La seguridad en el estadio estaba a cargo de guardias privados, esquema similar al que se planea para el Mundial. La seguridad de los aficionados dentro del estadio en actos de la FIFA está a cargo de edecanes mientras la policía se encarga de la seguridad afuera de las sedes.

La pelea del domingo se interrumpió hasta que la policía llegó y disparó balas de goma contra los rijosos.

La FIFA dijo que no haría comentarios sobre lo ocurrido en Joinville porque no tuvo que ver con el encuentro pero señaló que confía en los planes de seguridad para el Mundial.
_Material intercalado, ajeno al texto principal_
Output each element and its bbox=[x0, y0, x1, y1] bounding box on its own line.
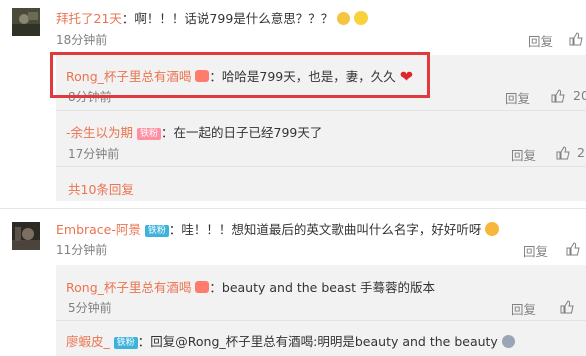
reply-line: Rong_杯子里总有酒喝 ：beauty and the beast 手蓦蓉的版… bbox=[66, 280, 436, 295]
reply-line: 廖蝦皮_ 铁粉 ：回复@Rong_杯子里总有酒喝:明明是beauty and th… bbox=[66, 331, 515, 350]
fan-badge: 铁粉 bbox=[137, 128, 162, 140]
username[interactable]: 拜托了21天 bbox=[56, 11, 122, 26]
comment-text: 啊！！！话说799是什么意思？？？ bbox=[134, 11, 334, 26]
username[interactable]: 廖蝦皮_ bbox=[66, 334, 110, 349]
username[interactable]: Rong_杯子里总有酒喝 bbox=[66, 280, 191, 295]
emoji-icon bbox=[485, 222, 500, 236]
like-icon[interactable] bbox=[566, 242, 580, 259]
highlight-box bbox=[50, 52, 430, 98]
like-count: 2 bbox=[577, 145, 585, 160]
emoji-icon bbox=[501, 335, 515, 348]
reply-text: beauty and the beast 手蓦蓉的版本 bbox=[221, 280, 436, 295]
reply-button[interactable]: 回复 bbox=[505, 88, 530, 107]
comment-line: Embrace-阿景 铁粉 ：哇！！！想知道最后的英文歌曲叫什么名字，好好听呀 bbox=[56, 219, 500, 238]
comment-time: 18分钟前 bbox=[56, 33, 108, 47]
comment-text: 哇！！！想知道最后的英文歌曲叫什么名字，好好听呀 bbox=[181, 222, 482, 237]
like-icon[interactable] bbox=[560, 300, 574, 317]
comment-line: 拜托了21天：啊！！！话说799是什么意思？？？ bbox=[56, 8, 369, 27]
divider bbox=[56, 110, 586, 111]
like-icon[interactable] bbox=[556, 146, 570, 163]
avatar[interactable] bbox=[12, 222, 40, 250]
fan-badge: 铁粉 bbox=[113, 337, 138, 349]
reply-button[interactable]: 回复 bbox=[528, 31, 553, 50]
reply-button[interactable]: 回复 bbox=[511, 299, 536, 318]
fan-badge-icon bbox=[195, 281, 210, 293]
username[interactable]: Embrace-阿景 bbox=[56, 222, 141, 237]
divider bbox=[0, 208, 586, 209]
more-replies-link[interactable]: 共10条回复 bbox=[68, 179, 134, 198]
like-count: 20 bbox=[573, 88, 586, 103]
reply-button[interactable]: 回复 bbox=[511, 145, 536, 164]
avatar[interactable] bbox=[12, 8, 40, 36]
reply-text: 回复@Rong_杯子里总有酒喝:明明是beauty and the beauty bbox=[150, 334, 498, 349]
reply-time: 5分钟前 bbox=[68, 301, 112, 315]
divider bbox=[56, 320, 586, 321]
like-icon[interactable] bbox=[551, 89, 565, 106]
reply-button[interactable]: 回复 bbox=[523, 241, 548, 260]
emoji-icon bbox=[354, 11, 369, 25]
username[interactable]: -余生以为期 bbox=[66, 125, 133, 140]
emoji-icon bbox=[337, 12, 351, 25]
divider bbox=[56, 166, 586, 167]
reply-time: 17分钟前 bbox=[68, 147, 120, 161]
reply-line: -余生以为期 铁粉 ：在一起的日子已经799天了 bbox=[66, 125, 323, 140]
comment-time: 11分钟前 bbox=[56, 243, 108, 257]
fan-badge: 铁粉 bbox=[144, 225, 169, 237]
like-icon[interactable] bbox=[569, 32, 583, 49]
reply-text: 在一起的日子已经799天了 bbox=[173, 125, 323, 140]
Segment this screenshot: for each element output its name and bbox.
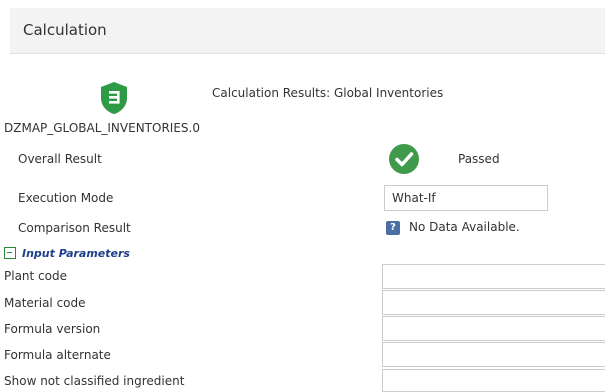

"Para la Copa del Mundo se usará un concepto amplio de seguridad que combina la operación de autoridades públicas y privadas para asegurar el bienestar de los aficionados, jugadores y cualquier otro participante en el evento", dijo el organismo rector del fútbol. "El concepto funcionó muy bien durante la Copa Confederaciones y se basa en un modelo usado en otros mundiales".

Las principales preocupaciones de la FIFA por la seguridad tienen que ver con las protestas afuera de los estadios pero los recientes hechos de violencia en estadios de Brasil probablemente generarán intranquilidad.

Aunque no se espera que los grupos de aficionados rivales se presenten en los estadios del Mundial es claro que los 80 guardias de seguridad que había en el estadio no estaban en posibilidad de contener la violencia.

La presidenta de Brasil Dilma Rousseff dijo el lunes que el Ministerio de Deportes está revisando lo sucedido y pidió que se termine la impunidad en los casos de violencia entre aficionados.